“They have been playing, but they’ve left off. They’ve been drinking tea, the official gentleman asked for liqueurs.”
“Stay, Trifon Borissovitch, stay, my good soul, I’ll see for myself. Now answer one more question: are the gypsies here?”
“You can’t have the gypsies now, Dmitri Fyodorovitch. The authorities have sent them away. But we’ve Jews that play the cymbals and the fiddle in the village, so one might send for them. They’d come.”
“Send for them. Certainly send for them!” cried Mitya. “And you can get the girls together as you did then, Marya especially, Stepanida, too, and Arina. Two hundred roubles for a chorus!”
“Oh, for a sum like that I can get all the village together, though by now they’re asleep. Are the peasants here worth such kindness, Dmitri Fyodorovitch, or the girls either? To spend a sum like that on such coarseness and rudeness! What’s the good of giving a peasant a cigar to smoke, the stinking ruffian! And the girls are all lousy. Besides, I’ll get my daughters up for nothing, let alone a sum like that. They’ve only just gone to bed, I’ll give them a kick and set them singing for you. You gave the peasants champagne to drink the other day, e—ech!”

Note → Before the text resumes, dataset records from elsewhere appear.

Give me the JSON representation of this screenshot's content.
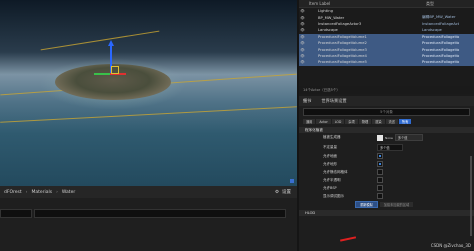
{
  "breadcrumbs": [
    "dFOrest",
    "Materials",
    "Water"
  ],
  "bottom_bar": {
    "settings_label": "设置"
  },
  "outliner": {
    "header_label": "Item Label",
    "header_type": "类型",
    "rows": [
      {
        "name": "Lighting",
        "type": "",
        "selected": false
      },
      {
        "name": "BP_MW_Water",
        "type": "编辑BP_MW_Water",
        "selected": false
      },
      {
        "name": "InstancedFoliageActor3",
        "type": "InstancedFoliageAct",
        "selected": false
      },
      {
        "name": "Landscape",
        "type": "Landscape",
        "selected": false
      },
      {
        "name": "ProceduralFoliageVolume1",
        "type": "ProceduralFoliageVo",
        "selected": true
      },
      {
        "name": "ProceduralFoliageVolume2",
        "type": "ProceduralFoliageVo",
        "selected": true
      },
      {
        "name": "ProceduralFoliageVolume3",
        "type": "ProceduralFoliageVo",
        "selected": true
      },
      {
        "name": "ProceduralFoliageVolume4",
        "type": "ProceduralFoliageVo",
        "selected": true
      },
      {
        "name": "ProceduralFoliageVolume5",
        "type": "ProceduralFoliageVo",
        "selected": true
      }
    ],
    "status": "14个Actor（已选5个）"
  },
  "details": {
    "tab_details": "细节",
    "tab_world": "世界场景设置",
    "search_placeholder": "5个对象",
    "filters": [
      "通用",
      "Actor",
      "LOD",
      "杂项",
      "物理",
      "渲染",
      "流送",
      "所有"
    ],
    "section_title": "程序化植被",
    "props": [
      {
        "label": "植被生成器",
        "kind": "spawner",
        "value": "多个值"
      },
      {
        "label": "",
        "kind": "buttons"
      },
      {
        "label": "",
        "kind": "blank"
      },
      {
        "label": "允许地面",
        "kind": "check",
        "checked": true
      },
      {
        "label": "允许地形",
        "kind": "check",
        "checked": true
      },
      {
        "label": "允许静态网格体",
        "kind": "check",
        "checked": false
      },
      {
        "label": "允许半透明",
        "kind": "check",
        "checked": false
      },
      {
        "label": "允许BSP",
        "kind": "check",
        "checked": false
      },
      {
        "label": "显示调试图示",
        "kind": "check",
        "checked": false
      }
    ],
    "spawner_value": "多个值",
    "spawner_thumb_label": "None",
    "relative_label": "不定量量",
    "relative_value": "多个值",
    "resimulate_label": "重新模拟",
    "load_unloaded_label": "加载未加载的区域",
    "bottom_section": "HLOD"
  },
  "watermark": "CSDN @Zivchao_3D"
}
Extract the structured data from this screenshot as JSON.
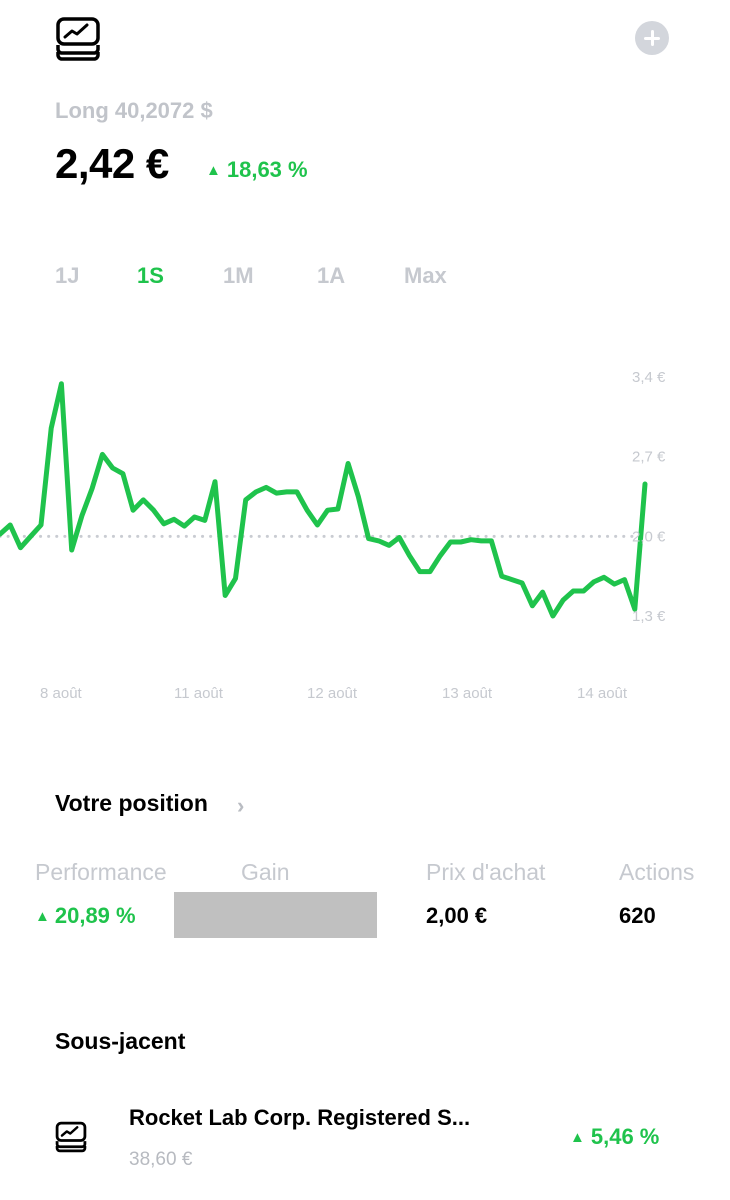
{
  "header": {
    "logo_icon": "stacked-chart-logo-icon",
    "add_icon": "plus-circle-icon"
  },
  "product": {
    "subtitle": "Long 40,2072 $",
    "price": "2,42 €",
    "change": "18,63 %",
    "change_icon": "up-triangle-icon"
  },
  "ranges": [
    {
      "label": "1J",
      "active": false
    },
    {
      "label": "1S",
      "active": true
    },
    {
      "label": "1M",
      "active": false
    },
    {
      "label": "1A",
      "active": false
    },
    {
      "label": "Max",
      "active": false
    }
  ],
  "colors": {
    "accent_green": "#1fc34c",
    "muted_gray": "#c6c9cf",
    "text_black": "#000000"
  },
  "chart_data": {
    "type": "line",
    "reference_line": 2.0,
    "ylim": [
      1.3,
      3.4
    ],
    "y_ticks": [
      3.4,
      2.7,
      2.0,
      1.3
    ],
    "y_tick_labels": [
      "3,4 €",
      "2,7 €",
      "2,0 €",
      "1,3 €"
    ],
    "x_tick_labels": [
      "8 août",
      "11 août",
      "12 août",
      "13 août",
      "14 août"
    ],
    "series": [
      {
        "values": [
          2.02,
          2.1,
          1.9,
          2.0,
          2.1,
          2.95,
          3.34,
          1.88,
          2.18,
          2.42,
          2.72,
          2.6,
          2.55,
          2.23,
          2.32,
          2.23,
          2.11,
          2.15,
          2.09,
          2.17,
          2.14,
          2.48,
          1.48,
          1.63,
          2.32,
          2.39,
          2.43,
          2.38,
          2.39,
          2.39,
          2.23,
          2.1,
          2.23,
          2.24,
          2.64,
          2.35,
          1.98,
          1.96,
          1.92,
          1.99,
          1.83,
          1.69,
          1.69,
          1.83,
          1.95,
          1.95,
          1.97,
          1.96,
          1.96,
          1.65,
          1.62,
          1.59,
          1.39,
          1.51,
          1.3,
          1.44,
          1.52,
          1.52,
          1.6,
          1.64,
          1.58,
          1.62,
          1.36,
          2.46
        ]
      }
    ]
  },
  "position": {
    "title": "Votre position",
    "chevron_icon": "chevron-right-icon",
    "labels": {
      "performance": "Performance",
      "gain": "Gain",
      "purchase_price": "Prix d'achat",
      "shares": "Actions"
    },
    "values": {
      "performance": "20,89 %",
      "purchase_price": "2,00 €",
      "shares": "620"
    }
  },
  "underlying": {
    "title": "Sous-jacent",
    "icon": "stacked-chart-logo-icon",
    "name": "Rocket Lab Corp. Registered S...",
    "price": "38,60 €",
    "change": "5,46 %"
  }
}
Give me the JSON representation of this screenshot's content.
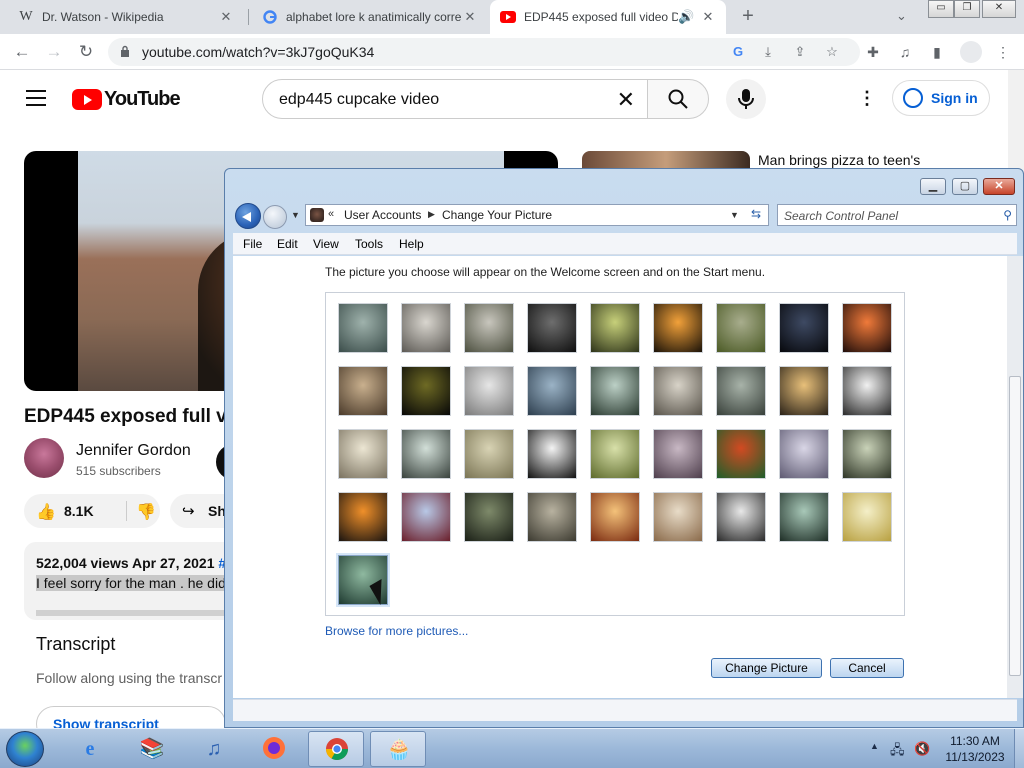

For all his pretended compassion for Mitya, Trifon Borissovitch had hidden half a dozen bottles of champagne on that last occasion, and had picked up a hundred‐rouble note under the table, and it had remained in his clutches.
“Trifon Borissovitch, I sent more than one thousand flying last time I was here. Do you remember?”
“You did send it flying. I may well remember. You must have left three thousand behind you.”
“Well, I’ve come to do the same again, do you see?”
And he pulled out his roll of notes, and held them up before the innkeeper’s nose.